The Haitian Slave Revolution Begins

With General Toussaint  L’Ouverture

Général Toussaint Louverture

The world’s most successful revolution involving slaves originating from Africa began on August 22, 1791 in the French colony of Saint -Dominque, now Haiti.  General Francois-Dominique Toussaint L’Ouverture is credited with leading the successful slave revolt that resulted in the creation of the country of Haiti.  L’Ouverture was nicknamed “Napleon Noir” or the (Black Napoleon) because of his dynamic leadership skills and military ingenuity. He dropped his initial alliance with the Spainards from Santo Domingo for the French when France abolished slavery. While governing Saint -Dominque,  L’Ouverture established a state with a disciplined military and employment pay structures where before there had been slave labor.   He also created trades with the United States and Britain.

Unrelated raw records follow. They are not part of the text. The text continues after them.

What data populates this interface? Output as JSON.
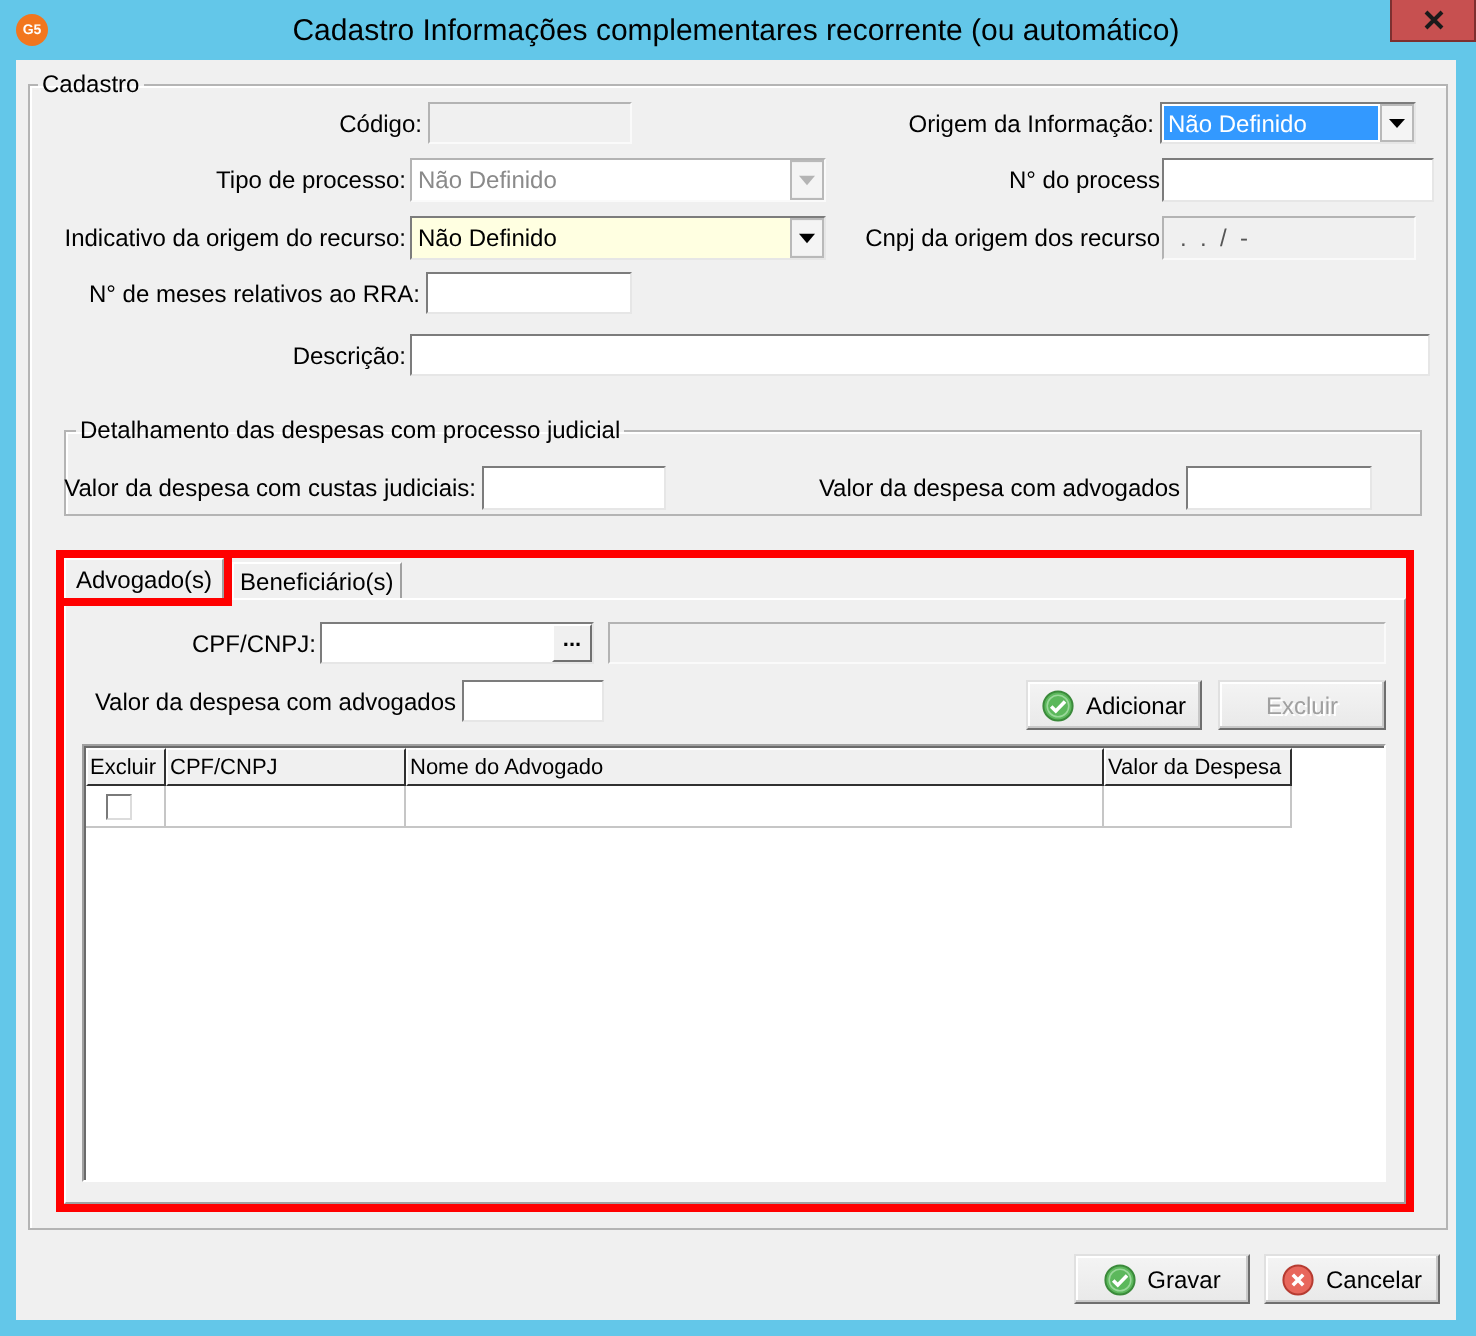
{
  "window": {
    "icon_text": "G5",
    "title": "Cadastro Informações complementares recorrente (ou automático)"
  },
  "cadastro": {
    "legend": "Cadastro",
    "rows": [
      {
        "fields": [
          {
            "kind": "text",
            "label": "Código:",
            "disabled": true
          },
          {
            "kind": "select",
            "label": "Origem da Informação:",
            "value": "Não Definido",
            "disabled": false,
            "required": false,
            "text_selected": true
          }
        ]
      },
      {
        "fields": [
          {
            "kind": "select",
            "label": "Tipo de processo:",
            "value": "Não Definido",
            "disabled": true,
            "required": false,
            "text_selected": false
          },
          {
            "kind": "text",
            "label": "N° do process",
            "disabled": false
          }
        ]
      },
      {
        "fields": [
          {
            "kind": "select",
            "label": "Indicativo da origem do recurso:",
            "value": "Não Definido",
            "disabled": false,
            "required": true,
            "text_selected": false
          },
          {
            "kind": "text",
            "label": "Cnpj da origem dos recurso",
            "value": ".  .  /  -",
            "disabled": true
          }
        ]
      },
      {
        "fields": [
          {
            "kind": "text",
            "label": "N° de meses relativos ao RRA:",
            "disabled": false
          }
        ]
      },
      {
        "fields": [
          {
            "kind": "text",
            "label": "Descrição:",
            "disabled": false
          }
        ]
      }
    ],
    "detalhamento": {
      "legend": "Detalhamento das despesas com processo judicial",
      "fields": [
        {
          "kind": "text",
          "label": "Valor da despesa com custas judiciais:",
          "disabled": false
        },
        {
          "kind": "text",
          "label": "Valor da despesa com advogados",
          "disabled": false
        }
      ]
    },
    "tabs_section": {
      "annotated": true,
      "tabs": [
        {
          "label": "Advogado(s)",
          "selected": true,
          "annotated": true
        },
        {
          "label": "Beneficiário(s)",
          "selected": false,
          "annotated": false
        }
      ],
      "panel": {
        "cpf_cnpj": {
          "label": "CPF/CNPJ:",
          "lookup_button": "...",
          "disabled": false
        },
        "name_field": {
          "disabled": true
        },
        "valor_despesa": {
          "label": "Valor da despesa com advogados",
          "disabled": false
        },
        "buttons": [
          {
            "label": "Adicionar",
            "kind": "confirm",
            "disabled": false
          },
          {
            "label": "Excluir",
            "kind": "plain",
            "disabled": true
          }
        ],
        "grid": {
          "columns": [
            {
              "label": "Excluir"
            },
            {
              "label": "CPF/CNPJ"
            },
            {
              "label": "Nome do Advogado"
            },
            {
              "label": "Valor da Despesa"
            }
          ],
          "rows": [
            {
              "checked": false
            }
          ]
        }
      }
    }
  },
  "footer_buttons": [
    {
      "label": "Gravar",
      "kind": "confirm",
      "disabled": false
    },
    {
      "label": "Cancelar",
      "kind": "cancel",
      "disabled": false
    }
  ]
}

Toussaint L'Ouverture engraving
Engraved early portrait of General Toussaint L’Ouverture.
Napoleon Bonaparte sent troops to place the French back in control of the nation in 1802. Because of the magnitude of the invasion of over 20,000 troops led by Napoleon’s brother and law, General Charles Leclerc, L’Ouverture agreed to stop fighting and retire if the French would not renew slavery.   A while later,  L’Ouverture had agreed to meet with French General Jean-Baptiste Brune’s for talks at his home and was assured of his safety.  The meeting was a successful  trick to capture L’Ouverture.   He was taken to a mountain prison in France where he died after continued interrogation and mistreatment in 1803. Meanwhile back in Saint -Dominque, a lieutenant of  L’Ouverture, Jean-Jacques Dessalines continued the revolution and acquired freedom for his country from the French and declared independence in 1804.

Maitland and Louverture
General Toussaint Louverture and General Thomas Maitland, Saint-Domingue, 1790s.